After years of planning and a four-year successful pilot program, Elizabeth City officials are finally embarking on a $8.3 million program to make every water and electric meter in the city “smarter.”

City Council authorized city officials last week to begin contract negotiations for replacing the city’s nearly 13,580 electric meters and 8,000 water meters with ones that are a lot more technologically advanced. Relying on the latest in communications technology, the new meters are designed to improve service for customers while also providing more system control for the city.

Once both water and electric systems are in place sometime next year, customers will be able to monitor their electric and water usage in real time, meaning fewer surprises when their bills arrive. It means customers can make choices about whether to turn on their air conditioning or water their lawn based on what their current usage is. It also means if there’s a problem with the infrastructure supplying their house — a broken water pipe under their house, for example — it can be caught immediately, saving them on charges for excessive water use.

The new systems are expected to result in major benefits for the city as well. The new technology not only will catch leaks in the water system automatically, it also will increase the accuracy of both metering and billing. City officials estimate the new meters, because they’ll be more accurate than the current ones, some of which are 60 years old, will generate an additional $5 million in water revenues alone over 10 years.

There will be significant benefits to the electrical system as well. The smart technology will allow the city to pinpoint power outages in real time, meaning officials will know exactly where the power is out, shortening the time for restoring electricity to customers without it.

The technology also will allow the city to manage the electricity load across its entire electric system more efficiently. The smart system, for example, will provide information about the electric load on each transformer. If the transformer is too small for its current load, it can be replaced with a larger one. If it’s too large for its load, one that’s better sized can be installed in its place.

With the move to this new communications-based utility system, one concern is the impact on city employees, namely meter readers. It was good to hear city officials say implementing the new system won’t result in any job losses. Those who read meters will be absorbed into other jobs in the city workforce.

One issue that still needs to be addressed, however, is what to do about reconnection fees. Currently when a customer’s electric service is disconnected, a city employee has to physically go to their residence or business and perform the disconnection. To get the service restored, an employee has to return and reconnect the power. The city charges a fee for this.

With the smart system, however, disconnections and reconnections can be made with the flip of a switch, meaning no employee will be required to make a physical visit. Should the city continue, then, to charge a reconnection fee?

One other issue that’s certain to come up as the meter conversion project moves forward is ensuring user familiarity. In order to get the most benefit out of the new system, customers will need to know how it works. While we’re sure a lot of customers will be able to figure out how their new smart water and electric meters work, many will not.

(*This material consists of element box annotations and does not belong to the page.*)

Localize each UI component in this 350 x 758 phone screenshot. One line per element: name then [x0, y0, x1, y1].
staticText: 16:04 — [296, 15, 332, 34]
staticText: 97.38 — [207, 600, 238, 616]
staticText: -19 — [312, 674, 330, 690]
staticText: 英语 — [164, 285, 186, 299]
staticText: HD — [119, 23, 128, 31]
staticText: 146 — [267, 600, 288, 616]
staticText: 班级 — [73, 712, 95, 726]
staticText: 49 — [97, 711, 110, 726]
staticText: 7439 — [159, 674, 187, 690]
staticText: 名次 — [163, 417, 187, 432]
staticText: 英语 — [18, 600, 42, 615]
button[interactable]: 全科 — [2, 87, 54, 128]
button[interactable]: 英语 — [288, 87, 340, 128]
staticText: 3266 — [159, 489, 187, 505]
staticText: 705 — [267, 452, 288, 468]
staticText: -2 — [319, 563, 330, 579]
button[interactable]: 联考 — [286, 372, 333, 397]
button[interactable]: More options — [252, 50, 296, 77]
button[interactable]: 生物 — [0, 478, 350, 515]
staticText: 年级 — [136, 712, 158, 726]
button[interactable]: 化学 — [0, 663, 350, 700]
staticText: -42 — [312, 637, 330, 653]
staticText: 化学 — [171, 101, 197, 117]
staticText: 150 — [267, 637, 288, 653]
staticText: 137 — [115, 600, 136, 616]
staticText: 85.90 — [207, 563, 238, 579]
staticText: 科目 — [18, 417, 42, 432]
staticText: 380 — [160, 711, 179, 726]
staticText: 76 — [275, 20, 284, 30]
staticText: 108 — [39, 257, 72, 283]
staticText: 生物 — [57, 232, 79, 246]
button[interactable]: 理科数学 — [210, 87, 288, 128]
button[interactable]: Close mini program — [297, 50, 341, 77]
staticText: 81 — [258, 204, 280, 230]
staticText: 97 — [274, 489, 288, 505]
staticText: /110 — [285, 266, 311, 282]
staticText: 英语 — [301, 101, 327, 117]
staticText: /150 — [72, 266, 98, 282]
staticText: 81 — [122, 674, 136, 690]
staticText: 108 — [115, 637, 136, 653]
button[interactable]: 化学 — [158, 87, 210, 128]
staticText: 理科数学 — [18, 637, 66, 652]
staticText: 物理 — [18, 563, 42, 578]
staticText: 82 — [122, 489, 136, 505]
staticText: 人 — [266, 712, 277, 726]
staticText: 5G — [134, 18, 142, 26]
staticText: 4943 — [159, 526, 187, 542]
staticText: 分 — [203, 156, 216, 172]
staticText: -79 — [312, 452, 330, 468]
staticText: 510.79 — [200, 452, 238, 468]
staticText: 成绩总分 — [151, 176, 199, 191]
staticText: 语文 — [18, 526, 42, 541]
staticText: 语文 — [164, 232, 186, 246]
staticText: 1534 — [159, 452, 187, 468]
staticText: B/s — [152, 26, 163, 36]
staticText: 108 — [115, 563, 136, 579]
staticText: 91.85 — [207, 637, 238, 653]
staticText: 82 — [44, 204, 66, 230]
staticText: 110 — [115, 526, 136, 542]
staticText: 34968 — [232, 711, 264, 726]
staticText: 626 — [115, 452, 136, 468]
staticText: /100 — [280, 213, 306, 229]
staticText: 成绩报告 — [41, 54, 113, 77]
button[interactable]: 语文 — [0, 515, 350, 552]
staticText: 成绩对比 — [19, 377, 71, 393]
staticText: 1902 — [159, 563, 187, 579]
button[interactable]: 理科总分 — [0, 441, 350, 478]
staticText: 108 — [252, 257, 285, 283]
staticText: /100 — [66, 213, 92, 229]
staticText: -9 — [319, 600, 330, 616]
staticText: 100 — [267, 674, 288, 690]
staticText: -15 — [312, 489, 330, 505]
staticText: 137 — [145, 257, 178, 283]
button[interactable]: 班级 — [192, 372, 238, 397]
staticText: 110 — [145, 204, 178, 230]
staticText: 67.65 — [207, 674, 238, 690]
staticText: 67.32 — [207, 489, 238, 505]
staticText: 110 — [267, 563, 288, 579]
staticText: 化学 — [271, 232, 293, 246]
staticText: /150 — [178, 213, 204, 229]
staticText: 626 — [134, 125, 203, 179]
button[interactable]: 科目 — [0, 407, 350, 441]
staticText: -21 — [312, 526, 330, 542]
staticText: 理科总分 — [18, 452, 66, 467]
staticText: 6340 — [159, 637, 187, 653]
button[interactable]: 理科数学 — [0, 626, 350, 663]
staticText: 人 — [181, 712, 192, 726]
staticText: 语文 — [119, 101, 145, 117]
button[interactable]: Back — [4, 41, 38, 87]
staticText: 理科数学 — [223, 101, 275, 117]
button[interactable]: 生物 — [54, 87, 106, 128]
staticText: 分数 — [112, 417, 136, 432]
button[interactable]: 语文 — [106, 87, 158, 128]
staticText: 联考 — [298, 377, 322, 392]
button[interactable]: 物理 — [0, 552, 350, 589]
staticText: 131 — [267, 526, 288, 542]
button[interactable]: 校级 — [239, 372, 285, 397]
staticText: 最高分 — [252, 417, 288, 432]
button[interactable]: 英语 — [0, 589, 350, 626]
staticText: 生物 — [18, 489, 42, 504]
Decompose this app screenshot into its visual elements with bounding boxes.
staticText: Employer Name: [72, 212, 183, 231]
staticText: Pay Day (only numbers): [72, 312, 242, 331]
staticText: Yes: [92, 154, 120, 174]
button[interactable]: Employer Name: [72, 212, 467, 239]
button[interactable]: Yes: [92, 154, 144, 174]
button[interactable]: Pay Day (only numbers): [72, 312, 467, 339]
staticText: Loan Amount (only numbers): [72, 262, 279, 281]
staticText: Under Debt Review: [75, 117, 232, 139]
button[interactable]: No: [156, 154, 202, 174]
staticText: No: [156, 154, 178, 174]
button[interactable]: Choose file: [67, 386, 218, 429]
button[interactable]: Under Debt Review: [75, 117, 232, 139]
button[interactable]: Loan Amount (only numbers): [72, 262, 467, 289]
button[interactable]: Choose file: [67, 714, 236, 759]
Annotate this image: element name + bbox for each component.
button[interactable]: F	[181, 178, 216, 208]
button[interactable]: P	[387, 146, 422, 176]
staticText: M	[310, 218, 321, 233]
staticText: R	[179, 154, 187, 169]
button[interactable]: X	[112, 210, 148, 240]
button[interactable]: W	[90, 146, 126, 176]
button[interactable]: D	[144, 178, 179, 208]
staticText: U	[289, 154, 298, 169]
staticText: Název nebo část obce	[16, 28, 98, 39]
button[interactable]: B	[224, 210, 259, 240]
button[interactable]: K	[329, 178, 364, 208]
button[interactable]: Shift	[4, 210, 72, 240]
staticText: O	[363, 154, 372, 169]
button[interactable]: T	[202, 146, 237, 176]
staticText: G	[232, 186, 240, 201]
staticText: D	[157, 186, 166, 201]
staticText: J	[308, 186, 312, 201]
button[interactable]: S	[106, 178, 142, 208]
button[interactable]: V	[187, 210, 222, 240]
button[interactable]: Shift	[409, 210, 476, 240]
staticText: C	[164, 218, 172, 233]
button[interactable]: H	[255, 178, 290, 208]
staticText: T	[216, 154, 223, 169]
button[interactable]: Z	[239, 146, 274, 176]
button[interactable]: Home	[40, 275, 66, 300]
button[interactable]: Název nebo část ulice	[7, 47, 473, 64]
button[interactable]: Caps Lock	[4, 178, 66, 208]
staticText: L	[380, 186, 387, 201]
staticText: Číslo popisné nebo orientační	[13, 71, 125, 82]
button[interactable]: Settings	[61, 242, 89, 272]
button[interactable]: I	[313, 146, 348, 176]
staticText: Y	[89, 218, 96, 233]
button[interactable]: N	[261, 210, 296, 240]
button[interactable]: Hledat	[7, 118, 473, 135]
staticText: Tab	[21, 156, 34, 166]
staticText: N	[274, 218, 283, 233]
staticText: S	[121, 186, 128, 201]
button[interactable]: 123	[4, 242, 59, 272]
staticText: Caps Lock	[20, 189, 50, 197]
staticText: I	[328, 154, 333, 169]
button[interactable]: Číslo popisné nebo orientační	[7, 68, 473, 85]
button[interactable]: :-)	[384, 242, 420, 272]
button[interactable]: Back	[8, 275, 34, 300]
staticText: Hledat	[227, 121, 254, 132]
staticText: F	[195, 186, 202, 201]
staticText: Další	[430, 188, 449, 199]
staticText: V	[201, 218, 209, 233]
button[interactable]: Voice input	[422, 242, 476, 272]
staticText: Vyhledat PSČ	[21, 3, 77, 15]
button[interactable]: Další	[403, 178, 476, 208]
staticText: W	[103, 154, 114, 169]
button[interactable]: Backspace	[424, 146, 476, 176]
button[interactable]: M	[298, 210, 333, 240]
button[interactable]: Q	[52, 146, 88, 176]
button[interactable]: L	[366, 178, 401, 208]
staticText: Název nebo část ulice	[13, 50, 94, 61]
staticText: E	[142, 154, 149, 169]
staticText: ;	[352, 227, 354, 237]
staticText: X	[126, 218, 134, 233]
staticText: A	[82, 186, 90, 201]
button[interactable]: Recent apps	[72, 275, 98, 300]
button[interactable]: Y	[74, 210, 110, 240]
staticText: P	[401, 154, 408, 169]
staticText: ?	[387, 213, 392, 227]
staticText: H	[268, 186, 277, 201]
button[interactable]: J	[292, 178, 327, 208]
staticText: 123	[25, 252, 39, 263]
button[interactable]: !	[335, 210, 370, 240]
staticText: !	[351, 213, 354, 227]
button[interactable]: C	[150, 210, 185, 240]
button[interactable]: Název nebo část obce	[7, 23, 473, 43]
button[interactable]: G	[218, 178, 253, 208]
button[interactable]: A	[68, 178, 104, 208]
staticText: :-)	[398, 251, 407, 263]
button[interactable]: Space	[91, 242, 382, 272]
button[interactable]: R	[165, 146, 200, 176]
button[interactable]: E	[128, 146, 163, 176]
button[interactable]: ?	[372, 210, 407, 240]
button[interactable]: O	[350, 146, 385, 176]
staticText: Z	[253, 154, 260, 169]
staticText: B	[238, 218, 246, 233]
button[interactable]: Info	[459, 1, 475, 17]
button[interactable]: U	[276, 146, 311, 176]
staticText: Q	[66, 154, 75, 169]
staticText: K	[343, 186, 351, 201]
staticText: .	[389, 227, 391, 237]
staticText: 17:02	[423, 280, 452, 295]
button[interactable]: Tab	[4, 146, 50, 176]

That’s why we’re hoping the city will embark on a major education campaign prior to implementation that explains how the new smart meters work and the benefits that can accrue from learning to use them. While online tutorials would be of benefit to some customers, many others likely would benefit more from in-person tutorials. The city should consider holding a number of them at venues across the city prior to implementation, inviting customers to come in and learn first hand how these smart meters can make them “smarter” utility users.